The pandemic has the whole world searching for a cure for the disease. Doctors, scientists, and pharmaceutical companies the world over are scrambling to find the drug that will help treat patients of the new coronavirus. But yoga guru and co-founder of Patanjali Ayurved Baba Ramdev would have people believe the search is over. On Tuesday, Ramdev told the media that Patanjali Ayurved had developed two new medicines that cure coronavirus – Coronil and Swasari. Ramdev has claimed that the two “medicines” have shown a 100 per cent recovery rate in patients included in Patanjali’s trials.
As expected, Ramdev was quick to introduce Coronil to the media. At a press conference in Haridwar, Ramdev said, “We conducted two trials of these, first clinical controlled study, which took place in Delhi, Ahmedabad, among many other cities. Under this 280 patients were included and 100 per cent of those recovered.”
Patanjali claimed to have developed Coronil and Swasari in collaboration with the privately-owned National Institute of Medical Sciences (NIMS) in Jaipur.
The Ministry of AYUSH (Ayurveda, Unani, Siddha, and Home opathy systems) was not too pleased. It said it was not aware of the facts related to Patanjali’s claims.

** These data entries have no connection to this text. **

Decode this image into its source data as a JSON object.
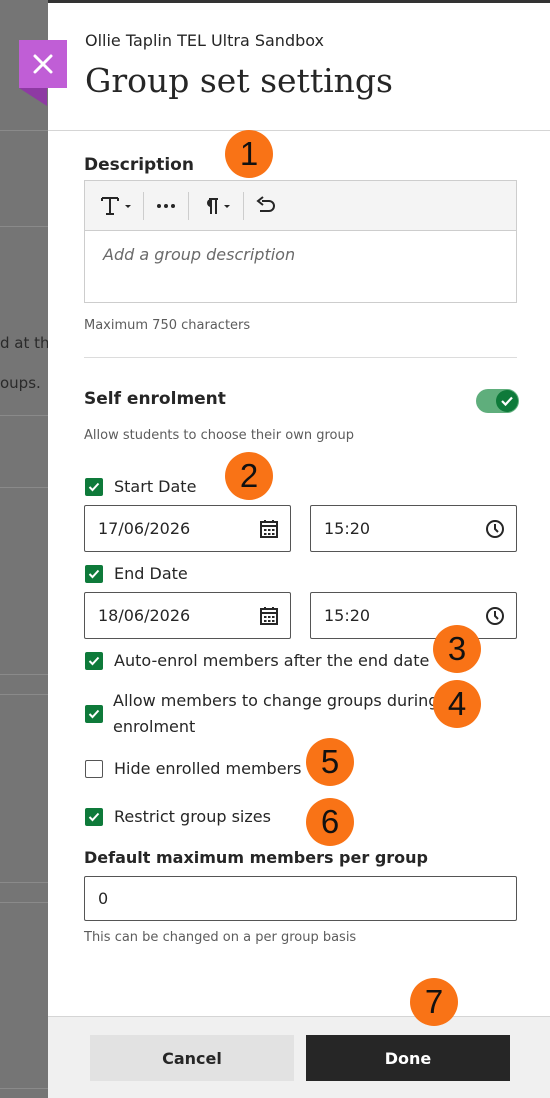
{
  "background": {
    "fragment_1": "d at th",
    "fragment_2": "oups."
  },
  "panel": {
    "course_name": "Ollie Taplin TEL Ultra Sandbox",
    "title": "Group set settings"
  },
  "description": {
    "label": "Description",
    "placeholder": "Add a group description",
    "hint": "Maximum 750 characters",
    "toolbar": {
      "text_style_icon": "text-format-icon",
      "more_icon": "more-icon",
      "paragraph_icon": "paragraph-icon",
      "undo_icon": "undo-icon"
    }
  },
  "self_enrolment": {
    "label": "Self enrolment",
    "hint": "Allow students to choose their own group",
    "enabled": true
  },
  "start_date": {
    "label": "Start Date",
    "checked": true,
    "date": "17/06/2026",
    "time": "15:20"
  },
  "end_date": {
    "label": "End Date",
    "checked": true,
    "date": "18/06/2026",
    "time": "15:20"
  },
  "options": {
    "auto_enrol": {
      "label": "Auto-enrol members after the end date",
      "checked": true
    },
    "allow_change_line1": "Allow members to change groups during",
    "allow_change_line2": "enrolment",
    "allow_change_checked": true,
    "hide_enrolled": {
      "label": "Hide enrolled members",
      "checked": false
    },
    "restrict_sizes": {
      "label": "Restrict group sizes",
      "checked": true
    }
  },
  "max_members": {
    "label": "Default maximum members per group",
    "value": "0",
    "hint": "This can be changed on a per group basis"
  },
  "badges": [
    "1",
    "2",
    "3",
    "4",
    "5",
    "6",
    "7"
  ],
  "footer": {
    "cancel_label": "Cancel",
    "done_label": "Done"
  },
  "colors": {
    "accent_close": "#c05ed6",
    "checkbox_green": "#0e7a3a",
    "badge_orange": "#f97316",
    "done_button": "#262626"
  }
}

It also asked Patanjali Ayurved to stop advertising and promoting Coronil and Swasari as cures for coronavirus. Such claims are regulated under the provisions of Drugs and Magic Remedies (Objectionable Advertisements) Act, 1954.
In a statement put out yesterday, Ministry of AYUSH asked Patanjali Ayurved to “provide at the earliest details of the name and composition of the medicines being claimed for COVID treatment; site(s)/hospital(s), where the research study was conducted for COVID-19; protocol, sample size, Institutional Ethics Committee clearance, CTRI registration and results data of the study.”
But even as the government pulled up Ramdev, he was busy giving interviews to news channels promoting his newfound “cure” for the coronavirus.
Ramdev has claimed that the rebuke from the ministry is due to a “communication gap”, and that there is nothing false about his claims. However, he is also the same person who said he could cure homosexuality through yoga, so perhaps his words should not be taken at face value.